‘Jack Absolute Flies Again’ is a very funny play. But it’s not an especially great one, or to be fairer, its greatness is definitely not in proportion to how funny it is. It’s relentlessly chucklesome, but almost aggressively lacking in wider purpose as co-authors Richard Bean – who wrote ‘One Man, Two Guvnors’ – and Oliver Chris – who starred in ‘One Man, Two Guvnors’ – transpose Sheridan’s 1775 classic comedy ‘The Rivals’ to the romantic goings on in a squadron of RAF pilots staged at an English stately home during the Battle of Britain. There’s maximum focus on the gags – minimum focus on emotional weight or satirical message.

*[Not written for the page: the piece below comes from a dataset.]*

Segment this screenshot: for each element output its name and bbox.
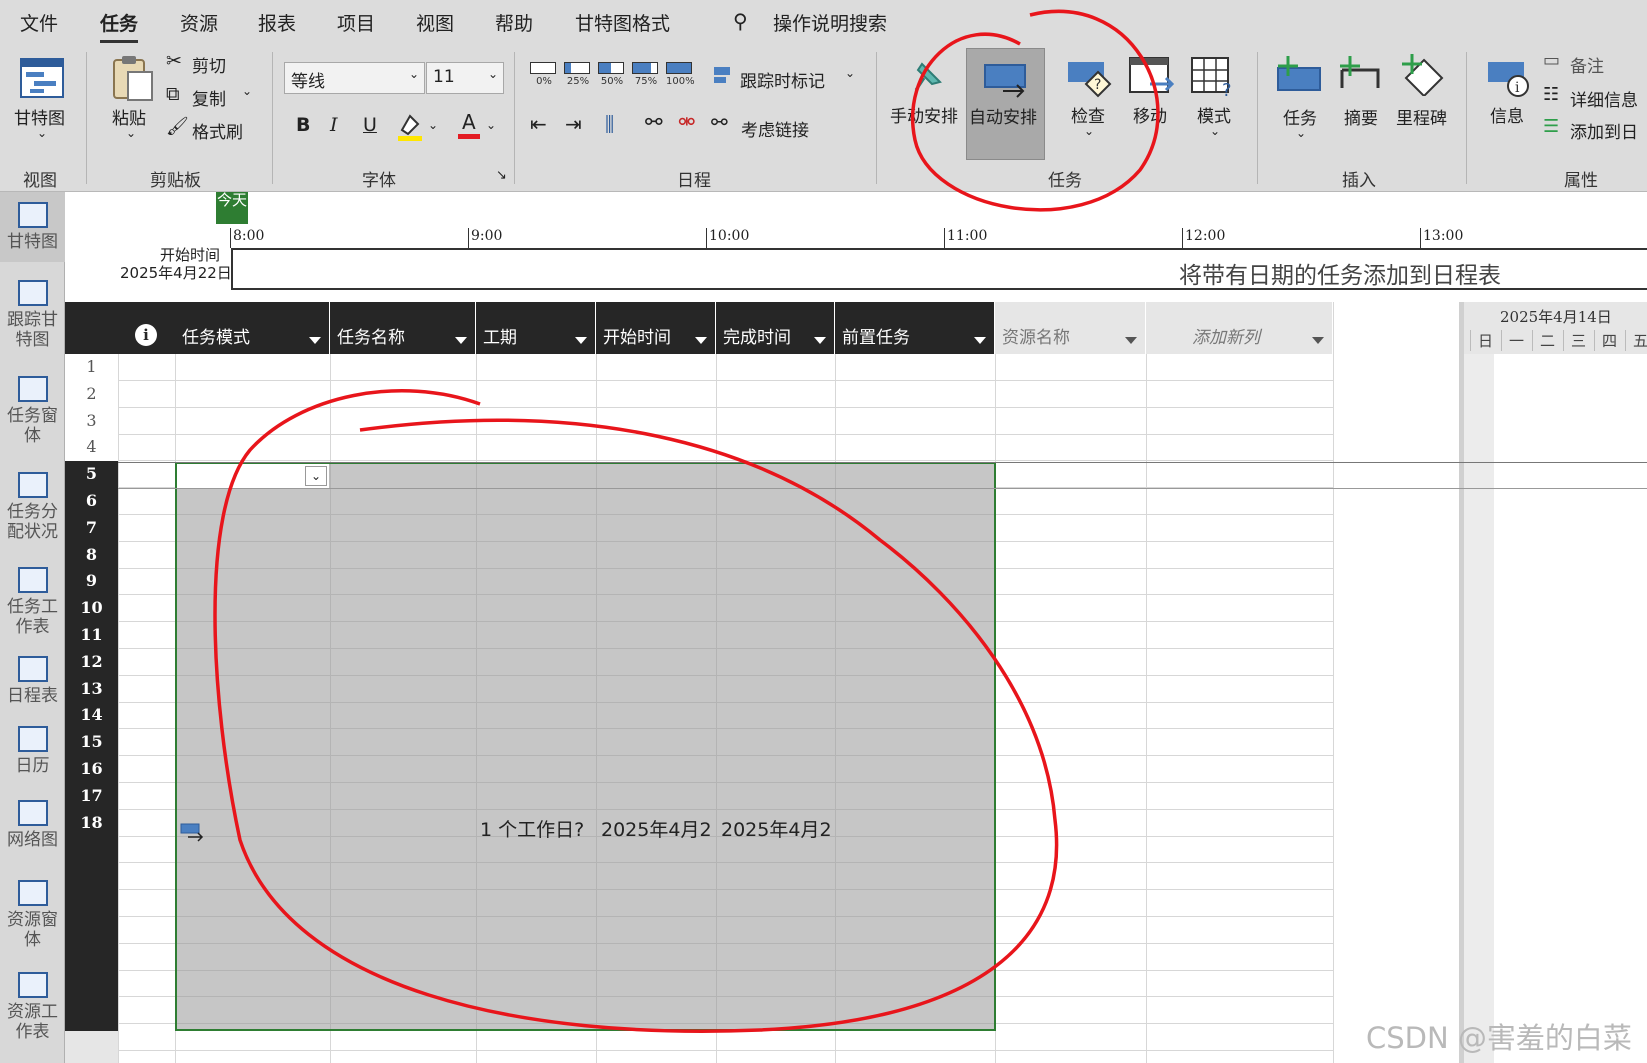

In some respects that’s fair: as various fourth wall-breaking characters remind us – most especially Kerry Howard’s hard-bitten maid Lucy – Restoration comedies* are pretty dumb. Dumb and less amusing by modern standards than ‘Jack Absolute’, which maintains the basic structure of the original while amping it up. Thus Caroline Quentin’s Mrs Malaprop still mangles up her words, but a lot more smuttily: at one point she inadvertently describes another character as ‘the cunt of Monte Cristo’. (*There is an extremely strong argument for ‘The Rivals’ being written almost a century too late to be a Restoration comedy, but it’s in the style of, and that’s what ‘Jack Absolute’ actually refers to it as, so whatever).
Did I say it’s funny? It’s funny! As is James Corrigan’s Bob Acres, a dopey Australian fighter pilot who the play’s eponymous hero Jack Absolute – a fellow flying ace – at one point persuades to woo communal love interest Lydia Languish by giving her a bees’ nest. Which Bob does: plus a big twitching bag of bumblebees for good measure. Natalie Simpson’s crisply spoken and somewhat ludicrous Lydia is agog. Funny: very funny.

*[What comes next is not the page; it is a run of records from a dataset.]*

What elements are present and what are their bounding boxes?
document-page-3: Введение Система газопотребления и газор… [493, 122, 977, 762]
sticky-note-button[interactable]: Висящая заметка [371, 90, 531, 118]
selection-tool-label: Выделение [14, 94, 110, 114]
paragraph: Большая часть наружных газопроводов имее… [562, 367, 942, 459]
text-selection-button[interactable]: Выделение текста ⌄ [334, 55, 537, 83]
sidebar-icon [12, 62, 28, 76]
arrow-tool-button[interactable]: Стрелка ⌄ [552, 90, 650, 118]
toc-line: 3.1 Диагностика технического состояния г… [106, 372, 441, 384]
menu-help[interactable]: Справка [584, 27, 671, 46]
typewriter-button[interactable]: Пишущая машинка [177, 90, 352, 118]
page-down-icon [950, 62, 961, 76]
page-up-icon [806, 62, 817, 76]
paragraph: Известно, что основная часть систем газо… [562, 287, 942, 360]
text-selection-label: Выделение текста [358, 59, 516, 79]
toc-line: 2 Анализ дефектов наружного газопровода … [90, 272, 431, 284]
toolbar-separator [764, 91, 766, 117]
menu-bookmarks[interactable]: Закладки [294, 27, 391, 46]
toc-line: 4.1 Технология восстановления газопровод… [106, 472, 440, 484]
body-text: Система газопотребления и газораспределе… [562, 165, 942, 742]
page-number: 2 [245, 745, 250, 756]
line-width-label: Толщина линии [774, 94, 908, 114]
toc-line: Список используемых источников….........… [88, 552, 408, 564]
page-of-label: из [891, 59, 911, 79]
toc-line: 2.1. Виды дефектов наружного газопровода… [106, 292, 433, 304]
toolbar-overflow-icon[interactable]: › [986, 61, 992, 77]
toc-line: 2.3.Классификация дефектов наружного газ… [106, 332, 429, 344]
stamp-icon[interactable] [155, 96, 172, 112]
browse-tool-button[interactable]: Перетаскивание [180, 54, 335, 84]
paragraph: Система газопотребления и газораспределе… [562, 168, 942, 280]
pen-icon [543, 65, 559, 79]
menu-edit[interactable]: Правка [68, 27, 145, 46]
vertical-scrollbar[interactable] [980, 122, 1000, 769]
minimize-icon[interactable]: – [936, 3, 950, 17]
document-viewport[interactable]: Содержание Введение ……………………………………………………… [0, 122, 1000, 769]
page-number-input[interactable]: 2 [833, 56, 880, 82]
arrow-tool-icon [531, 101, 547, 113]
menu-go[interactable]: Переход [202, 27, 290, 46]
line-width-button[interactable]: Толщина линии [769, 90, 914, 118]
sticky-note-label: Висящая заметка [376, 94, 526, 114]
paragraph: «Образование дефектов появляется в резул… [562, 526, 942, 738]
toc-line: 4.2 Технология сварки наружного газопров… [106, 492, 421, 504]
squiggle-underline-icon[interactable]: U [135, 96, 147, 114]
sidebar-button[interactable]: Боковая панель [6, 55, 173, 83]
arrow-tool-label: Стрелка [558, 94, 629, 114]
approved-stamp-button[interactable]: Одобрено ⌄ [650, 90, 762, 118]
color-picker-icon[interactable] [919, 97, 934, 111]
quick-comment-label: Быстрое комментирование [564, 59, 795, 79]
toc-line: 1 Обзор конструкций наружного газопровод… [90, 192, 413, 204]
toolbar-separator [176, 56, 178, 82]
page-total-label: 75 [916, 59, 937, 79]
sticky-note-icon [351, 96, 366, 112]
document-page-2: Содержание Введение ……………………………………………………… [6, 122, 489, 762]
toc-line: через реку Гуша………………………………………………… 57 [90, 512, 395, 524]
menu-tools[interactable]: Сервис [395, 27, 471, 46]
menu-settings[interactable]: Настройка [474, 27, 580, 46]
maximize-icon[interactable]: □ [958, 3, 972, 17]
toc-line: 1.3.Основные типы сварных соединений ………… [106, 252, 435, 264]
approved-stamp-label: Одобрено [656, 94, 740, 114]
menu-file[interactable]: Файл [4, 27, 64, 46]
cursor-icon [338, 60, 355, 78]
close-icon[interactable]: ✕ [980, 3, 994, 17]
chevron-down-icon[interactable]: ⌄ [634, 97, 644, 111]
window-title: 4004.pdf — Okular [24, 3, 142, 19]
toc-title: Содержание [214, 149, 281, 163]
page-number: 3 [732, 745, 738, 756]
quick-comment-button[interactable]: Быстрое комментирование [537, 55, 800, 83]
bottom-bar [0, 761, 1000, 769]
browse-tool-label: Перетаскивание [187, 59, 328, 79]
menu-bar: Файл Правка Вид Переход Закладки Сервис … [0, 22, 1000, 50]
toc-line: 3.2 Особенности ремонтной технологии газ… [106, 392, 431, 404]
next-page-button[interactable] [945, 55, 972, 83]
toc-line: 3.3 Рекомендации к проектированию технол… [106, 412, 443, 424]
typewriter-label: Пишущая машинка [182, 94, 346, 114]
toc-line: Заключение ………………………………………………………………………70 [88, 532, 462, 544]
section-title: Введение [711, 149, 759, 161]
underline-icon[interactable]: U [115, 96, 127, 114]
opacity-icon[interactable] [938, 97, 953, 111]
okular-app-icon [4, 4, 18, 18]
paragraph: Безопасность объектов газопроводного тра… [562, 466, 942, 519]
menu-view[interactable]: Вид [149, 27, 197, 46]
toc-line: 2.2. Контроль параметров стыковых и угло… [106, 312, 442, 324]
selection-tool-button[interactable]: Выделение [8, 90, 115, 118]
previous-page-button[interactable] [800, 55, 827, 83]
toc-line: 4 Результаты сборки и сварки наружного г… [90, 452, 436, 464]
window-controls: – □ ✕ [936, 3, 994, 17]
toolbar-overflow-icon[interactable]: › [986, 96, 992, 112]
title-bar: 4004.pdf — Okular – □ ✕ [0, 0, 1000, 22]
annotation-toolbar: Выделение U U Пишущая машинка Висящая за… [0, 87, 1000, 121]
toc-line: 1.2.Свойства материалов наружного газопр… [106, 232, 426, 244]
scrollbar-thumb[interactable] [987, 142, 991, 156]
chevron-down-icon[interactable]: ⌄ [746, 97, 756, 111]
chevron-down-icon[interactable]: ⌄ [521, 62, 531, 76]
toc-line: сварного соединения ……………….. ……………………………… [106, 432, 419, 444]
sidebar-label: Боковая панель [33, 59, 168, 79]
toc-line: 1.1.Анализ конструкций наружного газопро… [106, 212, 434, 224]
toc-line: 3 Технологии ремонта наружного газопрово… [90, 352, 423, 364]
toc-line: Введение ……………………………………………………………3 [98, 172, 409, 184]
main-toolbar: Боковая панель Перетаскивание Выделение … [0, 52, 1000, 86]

The central plot, wherein Lydia believes herself to be in love with Kelvin Fletcher’s salt-of-the-earth mechanic Dudley Scunthorpe – who actually has eyes only for Lucy – but is wooed by Laurie Davidson’s gung ho Jack disguised as Dudley is sturdily entertaining. Not only that, but it’s turbocharged by some moments of very tart class commentary that astutely send up Lydia’s blithe, ‘Common People’-style fetishisation of the lower orders.
What’s frustrating about the class stuff is how near the play comes to hitting the bullseye without ultimately displaying any real interest in doing so. Its simmering antiestablishmentarianism never builds: astringently funny lines are ultimately tossed away for yucks. Everyone ends up pairing up happily with their appropriate class – order is restored to the orders. The suggestion that there’s something toxic about Jordan Metcalfe’s weedy airman Roy Faulkland’s obsessive love for his fiancé – and first cousin – Julia Melville (Helena Wilson) is very reasonably raised for laughs, but ultimately entirely discarded.

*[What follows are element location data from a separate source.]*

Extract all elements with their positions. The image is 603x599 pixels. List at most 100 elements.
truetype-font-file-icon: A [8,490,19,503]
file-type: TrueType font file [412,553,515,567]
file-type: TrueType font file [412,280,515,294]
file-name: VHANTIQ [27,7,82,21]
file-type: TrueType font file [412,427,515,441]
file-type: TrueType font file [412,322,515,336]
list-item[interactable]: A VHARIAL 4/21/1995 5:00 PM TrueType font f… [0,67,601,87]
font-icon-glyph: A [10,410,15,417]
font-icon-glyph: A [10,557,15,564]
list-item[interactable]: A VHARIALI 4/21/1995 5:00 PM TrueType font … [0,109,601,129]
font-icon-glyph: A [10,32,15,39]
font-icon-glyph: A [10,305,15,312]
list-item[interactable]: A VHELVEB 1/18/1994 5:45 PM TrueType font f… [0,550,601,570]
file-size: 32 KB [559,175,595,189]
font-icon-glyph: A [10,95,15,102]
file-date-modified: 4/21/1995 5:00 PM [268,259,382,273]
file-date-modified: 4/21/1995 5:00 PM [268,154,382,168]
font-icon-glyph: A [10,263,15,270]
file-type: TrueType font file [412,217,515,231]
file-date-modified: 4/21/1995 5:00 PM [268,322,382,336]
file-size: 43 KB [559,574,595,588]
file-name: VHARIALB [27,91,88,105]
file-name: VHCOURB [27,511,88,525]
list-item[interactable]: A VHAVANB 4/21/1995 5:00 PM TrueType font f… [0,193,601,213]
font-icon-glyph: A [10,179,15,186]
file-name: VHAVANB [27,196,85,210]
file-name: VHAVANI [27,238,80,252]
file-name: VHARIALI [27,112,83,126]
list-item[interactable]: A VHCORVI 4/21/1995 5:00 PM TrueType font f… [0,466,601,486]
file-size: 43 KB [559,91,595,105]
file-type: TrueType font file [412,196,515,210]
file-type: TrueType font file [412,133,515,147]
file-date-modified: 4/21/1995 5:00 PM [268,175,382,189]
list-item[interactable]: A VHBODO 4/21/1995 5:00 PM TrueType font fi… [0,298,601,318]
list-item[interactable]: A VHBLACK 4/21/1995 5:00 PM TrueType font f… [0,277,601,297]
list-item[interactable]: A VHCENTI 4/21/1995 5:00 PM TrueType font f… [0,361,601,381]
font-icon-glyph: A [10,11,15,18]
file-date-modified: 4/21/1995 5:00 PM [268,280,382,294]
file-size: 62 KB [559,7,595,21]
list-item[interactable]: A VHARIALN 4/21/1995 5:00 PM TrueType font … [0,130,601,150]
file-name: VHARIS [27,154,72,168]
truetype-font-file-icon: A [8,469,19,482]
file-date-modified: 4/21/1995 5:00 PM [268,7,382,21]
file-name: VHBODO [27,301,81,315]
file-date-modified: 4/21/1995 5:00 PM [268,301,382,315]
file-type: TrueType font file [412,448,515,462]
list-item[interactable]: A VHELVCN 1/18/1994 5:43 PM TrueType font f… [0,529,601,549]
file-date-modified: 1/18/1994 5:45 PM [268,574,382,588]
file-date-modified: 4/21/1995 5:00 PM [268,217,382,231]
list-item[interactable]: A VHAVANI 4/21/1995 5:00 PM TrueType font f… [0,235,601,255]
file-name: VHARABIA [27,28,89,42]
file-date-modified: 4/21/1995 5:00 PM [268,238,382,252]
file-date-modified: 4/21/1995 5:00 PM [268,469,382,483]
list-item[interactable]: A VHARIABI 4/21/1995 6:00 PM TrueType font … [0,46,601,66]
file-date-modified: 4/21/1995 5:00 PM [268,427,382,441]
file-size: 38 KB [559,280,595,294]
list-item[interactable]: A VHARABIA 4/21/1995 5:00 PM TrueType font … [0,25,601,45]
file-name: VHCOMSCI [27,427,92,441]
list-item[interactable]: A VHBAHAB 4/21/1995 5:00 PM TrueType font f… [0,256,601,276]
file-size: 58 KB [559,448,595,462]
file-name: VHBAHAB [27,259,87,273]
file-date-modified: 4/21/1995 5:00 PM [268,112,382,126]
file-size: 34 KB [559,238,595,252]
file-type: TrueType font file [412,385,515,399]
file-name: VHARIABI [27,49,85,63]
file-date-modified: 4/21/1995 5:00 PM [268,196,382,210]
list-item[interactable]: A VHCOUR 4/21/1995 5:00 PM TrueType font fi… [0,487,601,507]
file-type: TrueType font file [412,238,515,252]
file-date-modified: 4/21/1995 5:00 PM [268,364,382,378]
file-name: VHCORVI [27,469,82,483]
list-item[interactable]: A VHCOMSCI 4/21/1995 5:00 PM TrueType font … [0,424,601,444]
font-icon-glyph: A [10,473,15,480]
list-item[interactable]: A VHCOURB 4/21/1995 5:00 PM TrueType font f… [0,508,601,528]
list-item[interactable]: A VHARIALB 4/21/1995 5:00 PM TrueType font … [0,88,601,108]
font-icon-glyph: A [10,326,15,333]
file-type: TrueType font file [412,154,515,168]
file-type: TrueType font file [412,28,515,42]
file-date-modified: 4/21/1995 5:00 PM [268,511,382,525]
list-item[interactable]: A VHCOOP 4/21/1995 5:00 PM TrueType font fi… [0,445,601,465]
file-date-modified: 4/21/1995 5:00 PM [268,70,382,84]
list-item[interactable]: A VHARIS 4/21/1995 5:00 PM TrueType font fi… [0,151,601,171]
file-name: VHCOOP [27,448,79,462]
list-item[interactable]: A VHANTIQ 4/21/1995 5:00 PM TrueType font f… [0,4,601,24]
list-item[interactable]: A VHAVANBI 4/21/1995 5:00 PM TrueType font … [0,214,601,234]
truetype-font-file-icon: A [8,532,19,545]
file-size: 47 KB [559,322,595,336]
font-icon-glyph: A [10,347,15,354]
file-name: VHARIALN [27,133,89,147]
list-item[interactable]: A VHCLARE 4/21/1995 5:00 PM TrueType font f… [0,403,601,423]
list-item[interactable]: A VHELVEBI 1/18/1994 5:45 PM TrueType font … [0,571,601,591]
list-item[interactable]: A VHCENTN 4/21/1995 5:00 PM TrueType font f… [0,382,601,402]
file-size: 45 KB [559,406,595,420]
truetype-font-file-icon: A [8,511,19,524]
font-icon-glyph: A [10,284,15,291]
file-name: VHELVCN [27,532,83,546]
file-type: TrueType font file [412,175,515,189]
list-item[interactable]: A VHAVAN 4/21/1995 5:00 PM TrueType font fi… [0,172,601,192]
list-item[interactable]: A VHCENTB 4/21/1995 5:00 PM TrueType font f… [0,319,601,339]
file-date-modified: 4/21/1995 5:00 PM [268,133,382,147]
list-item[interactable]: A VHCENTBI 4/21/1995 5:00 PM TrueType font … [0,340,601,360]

Towards the end, Bean and Oliver try to do a ‘Blackadder Goes Forth’: in a major departure from ‘The Rivals’, a significant character dies in combat. But there’s not enough emotional heft, satirical intent, or just good old-fashioned depth of characterisation there for the moment to feel particularly sad.
‘One Man, Two Guvnors’ proved that in fact you can take a centuries-old comedy and make it so funny that it doesn’t need any sort of big injection of profundity or political relevance. But that was blessed with a virtuosic lead performance from James Corden, some hysterically funny set pieces, and world-class direction from both Nicholas Hytner and Cal McCrystal. ‘Jack Absolute’ has lots of fun characters but no truly great ones, no classic setpieces (though there’s a very fun dance-off sequence), and while director Emily Burns keeps things ticking over entertainingly, she’s undeniably far less experienced than Thea Sharrock, who was set to direct pre-pandemic. Lightweight comedies need heavyweight directors.
It’s funny. It’s fine. We all need a chuckle at the moment. But ‘Jack Absolute Flies Again’ isn’t anything more than the sum of its laughs.